Doping bioactive elements into the surfaces of Ti implants to improve the bioactivities and biocompatibilities of Ti implants is currently a major focus of researchers. Plasma oxidation has been described in the literature as one of the basic methods of Ti surface modification. Introduction of zinc, magnesium, copper and other elements into the surfaces of Ti implants through plasma oxidation significantly improves the biological activities of Ti implants and promotes bone integration between Ti implants and surrounding bone tissues (Zhou and Zhao, 2016; Zhao et al., 2020b; Lv et al., 2021). In this study, porous TiO2 coatings doped with Si and Ag were prepared on the surface of medical Ti by adding sodium silicate and silver nitrate with different qualities to the basic electrolyte solution for plasma oxidation. Successful incorporation of Si and Ag into the TiO2 coating was confirmed by EDS mapping and XPS. Si has been proven to have good osteoinductive properties in vitro, and Si-containing biomaterials have also been used in the clinic. Ag has good antibacterial properties, and nano Ag patches used in the clinic have shown good antibacterial properties. Based on the bone-promoting properties of Si and the good antibacterial properties of Ag, the two elements were introduced into a Ti plasma oxidation coating with the help of plasma oxidation. There is no similar report in the literature.

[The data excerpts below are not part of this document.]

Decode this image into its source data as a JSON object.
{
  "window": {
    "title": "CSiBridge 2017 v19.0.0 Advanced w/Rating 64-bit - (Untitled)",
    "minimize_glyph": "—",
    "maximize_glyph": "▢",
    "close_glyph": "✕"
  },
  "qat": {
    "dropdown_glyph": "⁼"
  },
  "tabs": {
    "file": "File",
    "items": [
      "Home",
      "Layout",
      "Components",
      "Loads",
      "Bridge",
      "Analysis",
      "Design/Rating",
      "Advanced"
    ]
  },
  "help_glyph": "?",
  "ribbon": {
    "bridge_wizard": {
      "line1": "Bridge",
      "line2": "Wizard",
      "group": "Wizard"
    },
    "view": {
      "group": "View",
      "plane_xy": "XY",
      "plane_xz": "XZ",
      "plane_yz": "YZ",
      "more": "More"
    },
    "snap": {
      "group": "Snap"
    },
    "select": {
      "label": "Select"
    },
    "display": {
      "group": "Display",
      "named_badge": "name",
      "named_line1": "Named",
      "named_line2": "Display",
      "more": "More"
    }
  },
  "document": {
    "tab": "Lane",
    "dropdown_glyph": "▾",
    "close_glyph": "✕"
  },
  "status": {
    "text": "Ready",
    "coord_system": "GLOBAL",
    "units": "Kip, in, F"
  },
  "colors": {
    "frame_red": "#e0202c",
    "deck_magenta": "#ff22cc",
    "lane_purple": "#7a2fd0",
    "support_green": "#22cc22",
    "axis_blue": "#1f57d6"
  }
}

The bonding strength between the surface coating and the matrix of an orthopedic implant is required for the internal stability of the implant and is also the key to success for implant implantation. It is very important to prevent complications such as implant loosening and sinking. Different coating materials, different coating preparation methods and different substrates affect the bonding strengths of coatings and substrates. In this study, we tested the bonding force between the coating and the sample with a nanomechanical property testing system equipped with a diamond indenter. The results showed that when the load reached 143.0 ± 2.6 N, the acoustic emission signal suddenly increased, indicating that the coating failed under this pressure; this confirmed that the coating and titanium had good bonding strength that would meet the needs of orthopedic implants. The long-term, safe and controllable release of silicon and silver ions enables the implantation to promote bone formation and antibacterial activity. In this study, we soaked the porous samples in PBS solution and observed their release patterns. It was found that silicon and silver ions were released gradually over time. Moreover, since the porous coating also contained large numbers of silicon and silver ions, long-term and slow release of silicon ions and silver ions was ensured, providing support for the bone-promoting and antibacterial properties of the implants in vivo.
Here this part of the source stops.